Sintiéndose un poco molesto pero ligeramente divertido, dijo: "¿Basándonos en nuestras capacidades? ¿Estás insinuando que eres formidable?"
Grace se burló. "Entre mis guardias, uno está en el Reino Semidios, cuatro son Gran Maestro Superiores y dieciocho son Grandes Maestros. Puedo acabar con las Cinco Familias Menores con esa fuerza. ¿No se considera eso formidable? Además, estos son solo las personas a mi lado. En otras palabras, la fuerza detrás de mí es aún más capaz. Con ese respaldo e influencia, puedo hablar con confianza."
Finnegan suspiró ligeramente y negó con la cabeza. "No estás equivocada. La confianza realmente proviene de la fuerza, y tú realmente la posees. Pero, ¿no estás familiarizada con la historia de Lindavista?"
Grace levantó una ceja, sin entender lo que Finnegan quería decir. "¿Qué quieres decir?"
Finnegan dio otro sorbo a su bebida. "A lo largo de la historia, Lindavista ha sido testigo de innumerables individuos poderosos, incluso reyes formidables. Sin embargo, ¿por qué la mayoría de ellos tuvieron finales tan trágicos?"
El corazón de Grace se hundió al escuchar eso. Una vaga sensación de aprensión se agitó dentro de ella.
Finnegan se rió ligeramente, continuando: "Así que, solo porque creas que eres fuerte no significa que puedas ser desdeñoso. Eso es porque, ¿dónde está tu respaldo? ¿Están contigo en este momento? ¿Me crees si te digo que no importa cuánto te lastime, no llegarán a tiempo?"
La expresión de Grace cambió repentinamente. Una sensación de pánico finalmente se apoderó de su corazón.
De hecho, sin Serbia y los demás a su lado, la fuerza de la que hablaba era prácticamente inexistente.
Sin embargo, en un instante, Grace se calmó. "Solo porque no están aquí no significa que se hayan ido. ¿No será lo mismo después? Además, ¿planeaste todo para esta noche? ¿El General Heaven se fue a propósito antes?"
Grace acababa de pensar en eso.
De lo contrario, ¿cómo podría ser que todo lo que sucedió ese día fuera una coincidencia?
Justo después de que Serbia llevara a los demás lejos y Heaven se marchara, apareció Finnegan.
Finnegan extendió las manos inocentemente. "No me acuses injustamente. No hice nada. Simplemente vine a verte y discutir la compensación."
Sin embargo, Grace ya había tomado una decisión y simplemente no creía la negación de Finnegan en ese momento.
Su evidente furia eclipsaba su impresionante belleza. "Finnegan, realmente tienes mucho valor. Arrodíllate ahora, y aún habrá una oportunidad para que salves la situación."
¡Thud!
La cara de Finnegan se volvió fría. Golpeó su mano con fuerza sobre la mesa.

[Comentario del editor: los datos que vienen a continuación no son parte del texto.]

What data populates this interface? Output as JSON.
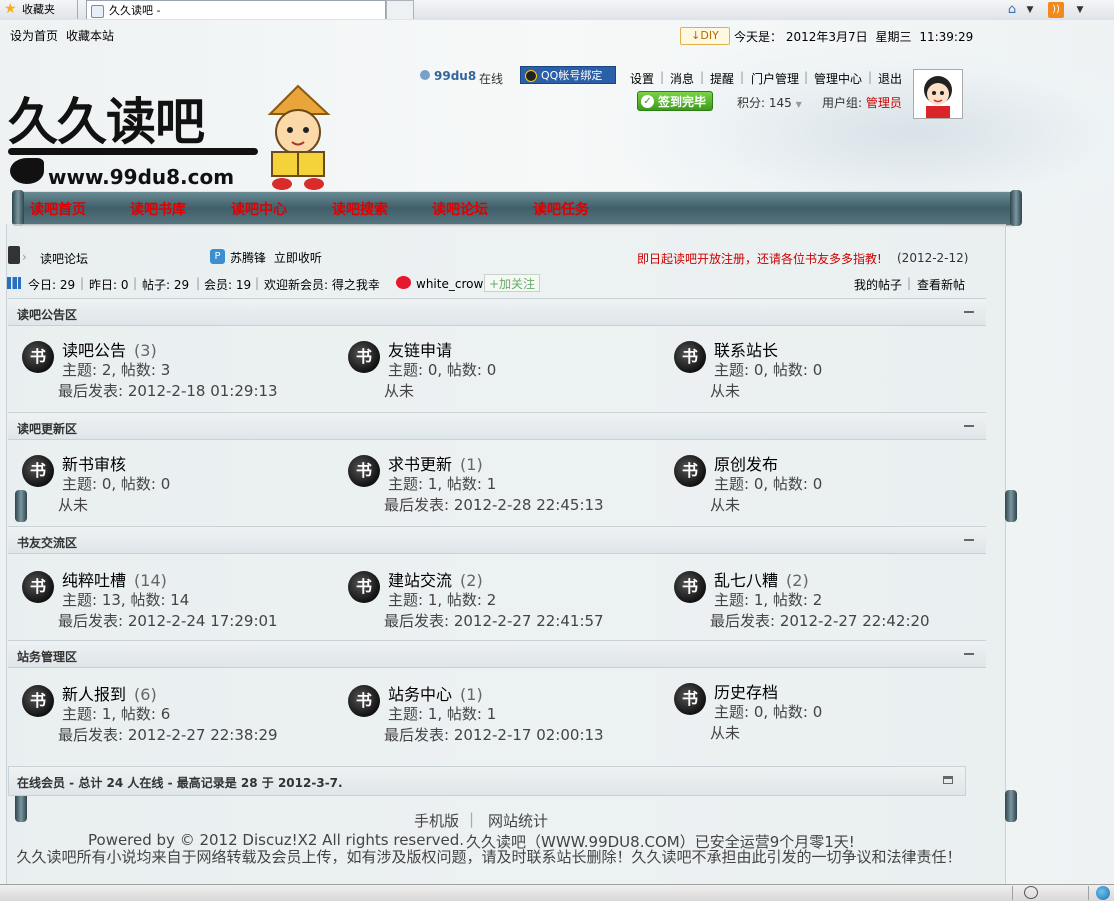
{
  "browser": {
    "favorites_tab": "收藏夹",
    "page_tab": "久久读吧 -",
    "tools": [
      "home-icon",
      "dropdown-icon",
      "feed-icon",
      "dropdown-icon"
    ]
  },
  "toplinks": {
    "set_home": "设为首页",
    "bookmark": "收藏本站",
    "diy": "DIY",
    "date_label": "今天是：",
    "date_value": "2012年3月7日",
    "weekday": "星期三",
    "time": "11:39:29"
  },
  "logo": {
    "text": "久久读吧",
    "url": "www.99du8.com"
  },
  "user": {
    "name": "99du8",
    "status": "在线",
    "qq_bind": "QQ帐号绑定",
    "links": [
      "设置",
      "消息",
      "提醒",
      "门户管理",
      "管理中心",
      "退出"
    ],
    "signin": "签到完毕",
    "points_label": "积分:",
    "points_value": "145",
    "group_label": "用户组:",
    "group_value": "管理员"
  },
  "nav": [
    "读吧首页",
    "读吧书库",
    "读吧中心",
    "读吧搜索",
    "读吧论坛",
    "读吧任务"
  ],
  "breadcrumb": {
    "text": "读吧论坛",
    "weibo_user": "苏腾锋",
    "weibo_action": "立即收听"
  },
  "notice": {
    "text": "即日起读吧开放注册，还请各位书友多多指教!",
    "date": "(2012-2-12)"
  },
  "stats": {
    "today": "今日: 29",
    "yesterday": "昨日: 0",
    "posts": "帖子: 29",
    "members": "会员: 19",
    "welcome": "欢迎新会员: 得之我幸",
    "weibo_name": "white_crow",
    "follow": "+加关注",
    "my_posts": "我的帖子",
    "new_posts": "查看新帖"
  },
  "sections": [
    {
      "title": "读吧公告区",
      "forums": [
        {
          "name": "读吧公告",
          "count": "(3)",
          "stats": "主题: 2, 帖数: 3",
          "last": "最后发表: 2012-2-18 01:29:13"
        },
        {
          "name": "友链申请",
          "count": "",
          "stats": "主题: 0, 帖数: 0",
          "last": "从未"
        },
        {
          "name": "联系站长",
          "count": "",
          "stats": "主题: 0, 帖数: 0",
          "last": "从未"
        }
      ]
    },
    {
      "title": "读吧更新区",
      "forums": [
        {
          "name": "新书审核",
          "count": "",
          "stats": "主题: 0, 帖数: 0",
          "last": "从未"
        },
        {
          "name": "求书更新",
          "count": "(1)",
          "stats": "主题: 1, 帖数: 1",
          "last": "最后发表: 2012-2-28 22:45:13"
        },
        {
          "name": "原创发布",
          "count": "",
          "stats": "主题: 0, 帖数: 0",
          "last": "从未"
        }
      ]
    },
    {
      "title": "书友交流区",
      "forums": [
        {
          "name": "纯粹吐槽",
          "count": "(14)",
          "stats": "主题: 13, 帖数: 14",
          "last": "最后发表: 2012-2-24 17:29:01"
        },
        {
          "name": "建站交流",
          "count": "(2)",
          "stats": "主题: 1, 帖数: 2",
          "last": "最后发表: 2012-2-27 22:41:57"
        },
        {
          "name": "乱七八糟",
          "count": "(2)",
          "stats": "主题: 1, 帖数: 2",
          "last": "最后发表: 2012-2-27 22:42:20"
        }
      ]
    },
    {
      "title": "站务管理区",
      "forums": [
        {
          "name": "新人报到",
          "count": "(6)",
          "stats": "主题: 1, 帖数: 6",
          "last": "最后发表: 2012-2-27 22:38:29"
        },
        {
          "name": "站务中心",
          "count": "(1)",
          "stats": "主题: 1, 帖数: 1",
          "last": "最后发表: 2012-2-17 02:00:13"
        },
        {
          "name": "历史存档",
          "count": "",
          "stats": "主题: 0, 帖数: 0",
          "last": "从未"
        }
      ]
    }
  ],
  "online": {
    "text": "在线会员 - 总计 24 人在线 - 最高记录是 28 于 2012-3-7."
  },
  "footer": {
    "mobile": "手机版",
    "stats": "网站统计",
    "powered": "Powered by © 2012 Discuz!X2 All rights reserved.",
    "running": "久久读吧（WWW.99DU8.COM）已安全运营9个月零1天!",
    "disclaimer": "久久读吧所有小说均来自于网络转载及会员上传，如有涉及版权问题，请及时联系站长删除！久久读吧不承担由此引发的一切争议和法律责任！"
  }
}
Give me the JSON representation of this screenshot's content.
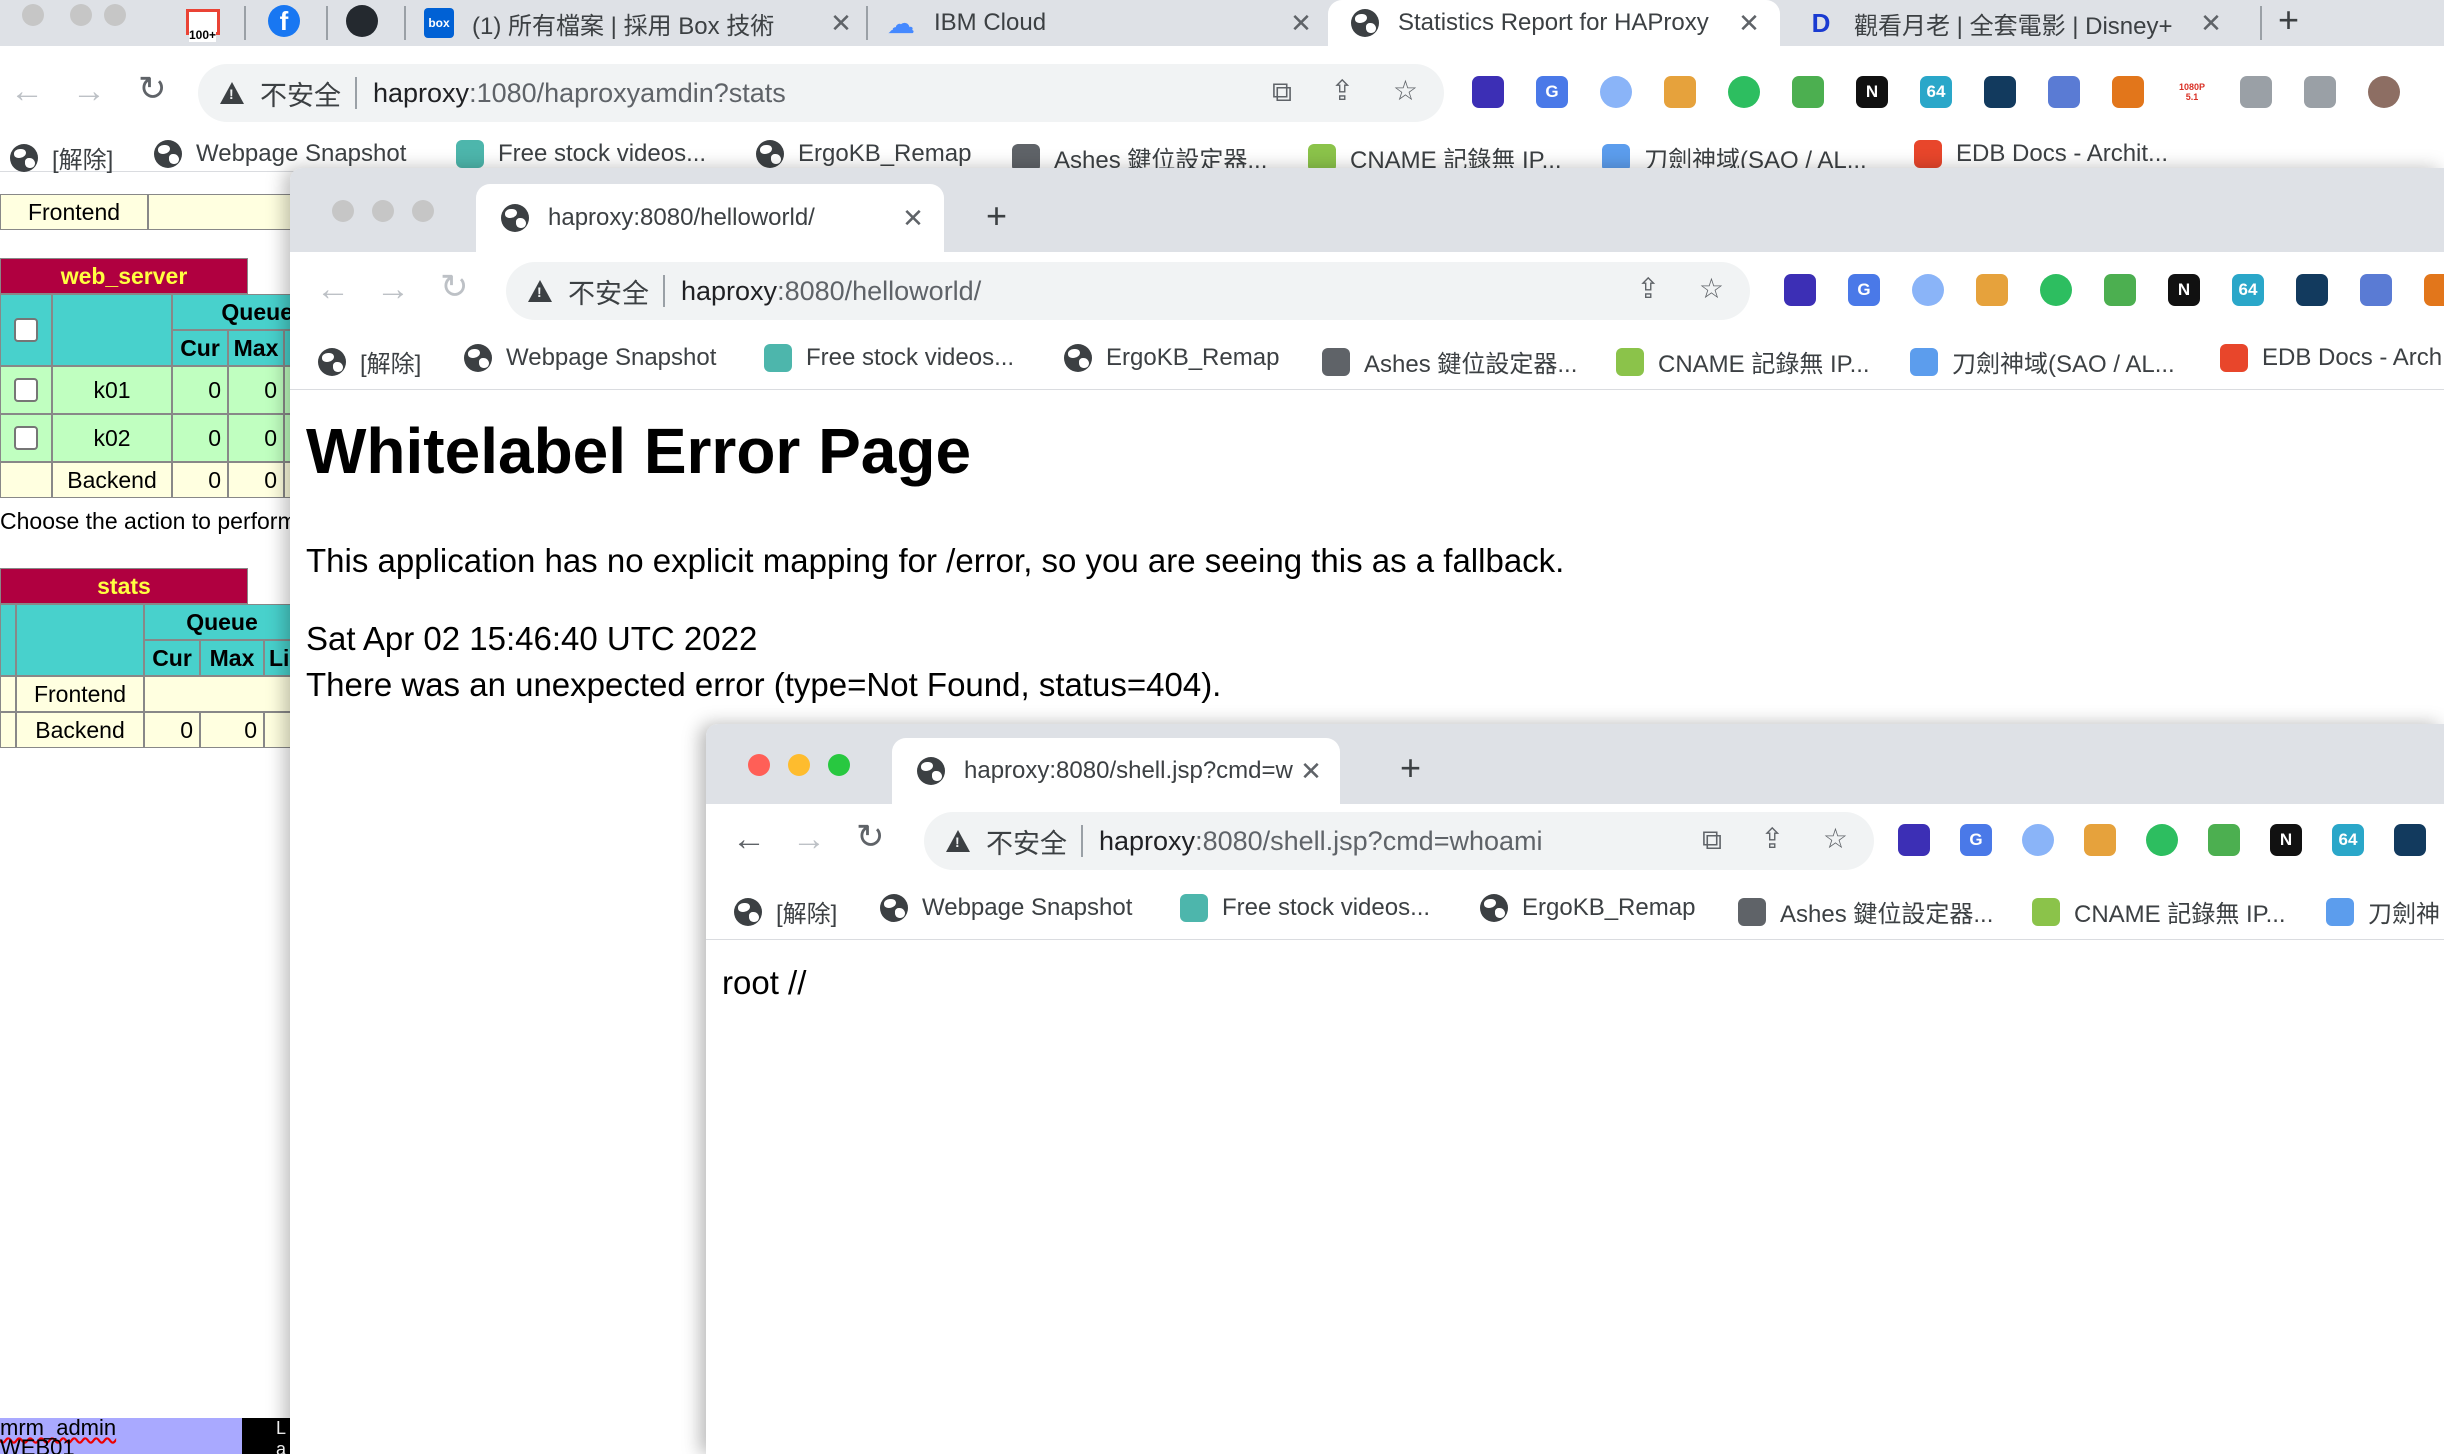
{
  "main_window": {
    "tabs": [
      {
        "favicon": "gmail-icon",
        "badge": "100+"
      },
      {
        "favicon": "facebook-icon"
      },
      {
        "favicon": "github-icon"
      },
      {
        "favicon": "box-icon",
        "title": "(1) 所有檔案 | 採用 Box 技術"
      },
      {
        "favicon": "cloud-icon",
        "title": "IBM Cloud"
      },
      {
        "favicon": "globe-icon",
        "title": "Statistics Report for HAProxy",
        "active": true
      },
      {
        "favicon": "disney-icon",
        "title": "觀看月老 | 全套電影 | Disney+"
      }
    ],
    "omnibox": {
      "insecure": "不安全",
      "host": "haproxy",
      "rest": ":1080/haproxyamdin?stats"
    },
    "extensions": [
      {
        "name": "layers-icon",
        "color": "#3c2fb5",
        "text": ""
      },
      {
        "name": "translate-icon",
        "color": "#4a79e8",
        "text": "G"
      },
      {
        "name": "ring-icon",
        "color": "#8ab4f8",
        "text": ""
      },
      {
        "name": "gallery-icon",
        "color": "#e6a23c",
        "text": ""
      },
      {
        "name": "evernote-icon",
        "color": "#2dbe60",
        "text": ""
      },
      {
        "name": "shield-icon",
        "color": "#4caf50",
        "text": ""
      },
      {
        "name": "notion-icon",
        "color": "#111111",
        "text": "N"
      },
      {
        "name": "base64-icon",
        "color": "#2aa7c9",
        "text": "64"
      },
      {
        "name": "tampermonkey-icon",
        "color": "#123a5e",
        "text": ""
      },
      {
        "name": "ufo-icon",
        "color": "#5a7bd4",
        "text": ""
      },
      {
        "name": "metamask-icon",
        "color": "#e2761b",
        "text": ""
      },
      {
        "name": "resolution-icon",
        "color": "#ffffff",
        "text": "1080P 5.1"
      },
      {
        "name": "puzzle-icon",
        "color": "#9aa0a6",
        "text": ""
      },
      {
        "name": "sidepanel-icon",
        "color": "#9aa0a6",
        "text": ""
      },
      {
        "name": "profile-avatar-icon",
        "color": "#8d6e63",
        "text": ""
      }
    ],
    "bookmarks": [
      {
        "icon": "globe-icon",
        "label": "[解除]"
      },
      {
        "icon": "globe-icon",
        "label": "Webpage Snapshot"
      },
      {
        "icon": "d-icon",
        "label": "Free stock videos..."
      },
      {
        "icon": "globe-icon",
        "label": "ErgoKB_Remap"
      },
      {
        "icon": "keyboard-icon",
        "label": "Ashes 鍵位設定器..."
      },
      {
        "icon": "cname-icon",
        "label": "CNAME 記錄無 IP..."
      },
      {
        "icon": "sao-icon",
        "label": "刀劍神域(SAO / AL..."
      },
      {
        "icon": "edb-icon",
        "label": "EDB Docs - Archit..."
      }
    ]
  },
  "stats": {
    "frontend_top": "Frontend",
    "web_server": {
      "title": "web_server",
      "queue": "Queue",
      "cur": "Cur",
      "max": "Max",
      "rows": [
        {
          "name": "k01",
          "cur": "0",
          "max": "0"
        },
        {
          "name": "k02",
          "cur": "0",
          "max": "0"
        },
        {
          "name": "Backend",
          "cur": "0",
          "max": "0"
        }
      ]
    },
    "action_text": "Choose the action to perform",
    "stats_section": {
      "title": "stats",
      "queue": "Queue",
      "cur": "Cur",
      "max": "Max",
      "li": "Li",
      "frontend": "Frontend",
      "backend": "Backend",
      "backend_cur": "0",
      "backend_max": "0"
    },
    "footer_name": "mrm_admin",
    "footer_name2": "WEB01",
    "footer_dark": "L a"
  },
  "hello_window": {
    "tab_title": "haproxy:8080/helloworld/",
    "omnibox": {
      "insecure": "不安全",
      "host": "haproxy",
      "rest": ":8080/helloworld/"
    },
    "bookmarks": [
      {
        "icon": "globe-icon",
        "label": "[解除]"
      },
      {
        "icon": "globe-icon",
        "label": "Webpage Snapshot"
      },
      {
        "icon": "d-icon",
        "label": "Free stock videos..."
      },
      {
        "icon": "globe-icon",
        "label": "ErgoKB_Remap"
      },
      {
        "icon": "keyboard-icon",
        "label": "Ashes 鍵位設定器..."
      },
      {
        "icon": "cname-icon",
        "label": "CNAME 記錄無 IP..."
      },
      {
        "icon": "sao-icon",
        "label": "刀劍神域(SAO / AL..."
      },
      {
        "icon": "edb-icon",
        "label": "EDB Docs - Arch"
      }
    ],
    "page": {
      "heading": "Whitelabel Error Page",
      "line1": "This application has no explicit mapping for /error, so you are seeing this as a fallback.",
      "timestamp": "Sat Apr 02 15:46:40 UTC 2022",
      "line2": "There was an unexpected error (type=Not Found, status=404)."
    }
  },
  "shell_window": {
    "tab_title": "haproxy:8080/shell.jsp?cmd=w",
    "omnibox": {
      "insecure": "不安全",
      "host": "haproxy",
      "rest": ":8080/shell.jsp?cmd=whoami"
    },
    "bookmarks": [
      {
        "icon": "globe-icon",
        "label": "[解除]"
      },
      {
        "icon": "globe-icon",
        "label": "Webpage Snapshot"
      },
      {
        "icon": "d-icon",
        "label": "Free stock videos..."
      },
      {
        "icon": "globe-icon",
        "label": "ErgoKB_Remap"
      },
      {
        "icon": "keyboard-icon",
        "label": "Ashes 鍵位設定器..."
      },
      {
        "icon": "cname-icon",
        "label": "CNAME 記錄無 IP..."
      },
      {
        "icon": "sao-icon",
        "label": "刀劍神"
      }
    ],
    "page": {
      "output": "root //"
    }
  },
  "colors": {
    "stats_section_header": "#b00040",
    "stats_header_text": "#ffff40",
    "stats_queue_header": "#48d1cc",
    "stats_server_row": "#c0ffc0",
    "traffic_red": "#ff5f57",
    "traffic_yellow": "#febc2e",
    "traffic_green": "#28c840"
  }
}
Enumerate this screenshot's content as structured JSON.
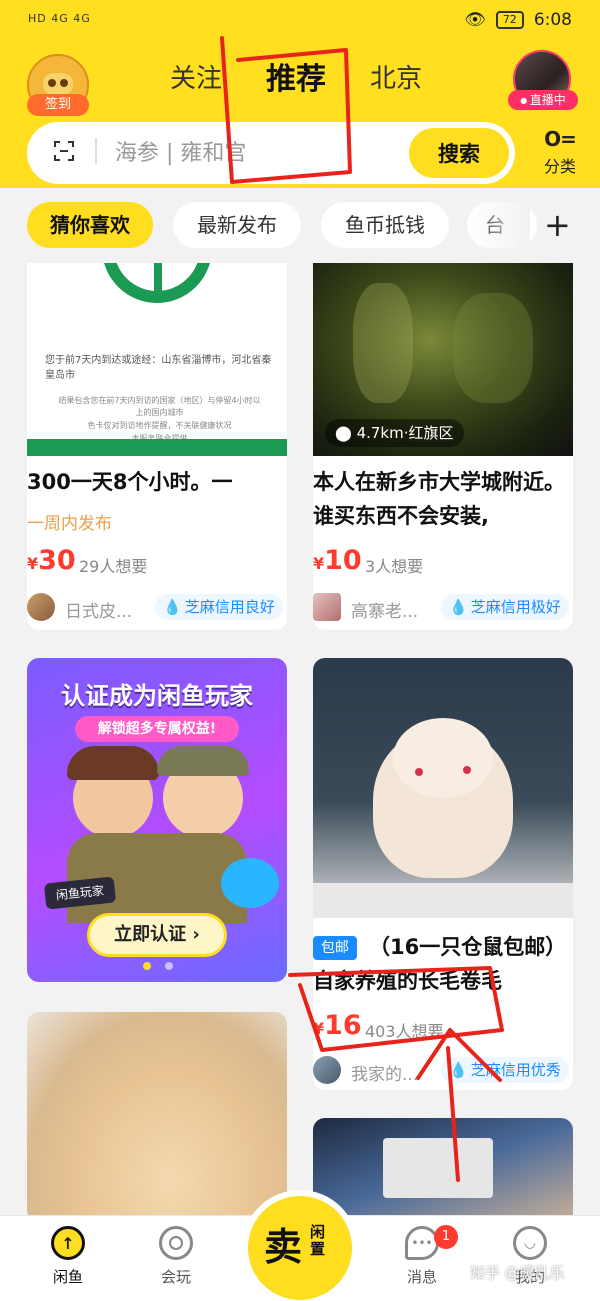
{
  "status_bar": {
    "left": "HD 4G 4G",
    "battery": "72",
    "time": "6:08"
  },
  "header": {
    "checkin_label": "签到",
    "tabs": [
      {
        "label": "关注",
        "active": false
      },
      {
        "label": "推荐",
        "active": true
      },
      {
        "label": "北京",
        "active": false
      }
    ],
    "live_label": "直播中"
  },
  "search": {
    "placeholder": "海参 | 雍和宫",
    "button_label": "搜索",
    "category_label": "分类",
    "category_icon": "O="
  },
  "chips": [
    {
      "label": "猜你喜欢",
      "active": true
    },
    {
      "label": "最新发布",
      "active": false
    },
    {
      "label": "鱼币抵钱",
      "active": false
    },
    {
      "label": "台",
      "active": false
    }
  ],
  "chips_plus": "+",
  "feed": {
    "card1": {
      "image_text_1": "您于前7天内到达或途经：山东省淄博市，河北省秦皇岛市",
      "image_text_2": "结果包含您在前7天内到访的国家（地区）与停留4小时以上的国内城市",
      "image_text_3": "色卡仅对到访地作提醒，不关联健康状况",
      "image_text_4": "本服务联合提供",
      "title": "300一天8个小时。一",
      "subtitle": "一周内发布",
      "price_symbol": "¥",
      "price": "30",
      "wants": "29人想要",
      "seller": "日式皮...",
      "credit": "芝麻信用良好"
    },
    "card2": {
      "location": "4.7km·红旗区",
      "title": "本人在新乡市大学城附近。谁买东西不会安装,",
      "price_symbol": "¥",
      "price": "10",
      "wants": "3人想要",
      "seller": "高寨老...",
      "credit": "芝麻信用极好"
    },
    "promo": {
      "title": "认证成为闲鱼玩家",
      "subtitle": "解锁超多专属权益!",
      "badge": "闲鱼玩家",
      "button": "立即认证 ›"
    },
    "card3": {
      "tag": "包邮",
      "title": "（16一只仓鼠包邮）自家养殖的长毛卷毛",
      "price_symbol": "¥",
      "price": "16",
      "wants": "403人想要",
      "seller": "我家的...",
      "credit": "芝麻信用优秀"
    }
  },
  "bottom_nav": {
    "items": [
      {
        "label": "闲鱼"
      },
      {
        "label": "会玩"
      },
      {
        "label": "消息"
      },
      {
        "label": "我的"
      }
    ],
    "sell_main": "卖",
    "sell_sub": "闲置",
    "message_badge": "1"
  },
  "watermark": "知乎 @暖乱乐",
  "colors": {
    "brand_yellow": "#ffdf1f",
    "price_red": "#ff3b30",
    "credit_blue": "#1a8cff",
    "annotation_red": "#e8241a"
  }
}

Con un estruendoso estruendo, la mesa del comedor cargada de comida y bebidas caras se hizo añicos, dejando una escena desordenada en el suelo.
Grace se puso de pie instintivamente y retrocedió, su rostro bonito nublado. "¡Finnegan!"
Finnegan se bebió su bebida de un trago, luego estrelló su vaso en el suelo. "Grace, ya lo he dicho. Eres realmente poderosa, pero si este poder no está contigo, no se puede considerar tu fuerza. ¿Toda la nutrición que consumiste realmente se fue a hacer crecer tus pechos y no a tu cerebro?"
Después de eso, una oleada de abrumadora presión invadió a Grace, haciendo que sus piernas temblaran y sus rodillas cedieran.
¡Thud!
No pudo evitar arrodillarse, su rodilla izquierda cayendo precisamente sobre un fragmento de un vaso de vino roto.
El agudo pinchazo de la herida la hizo soltar involuntariamente un suave gemido.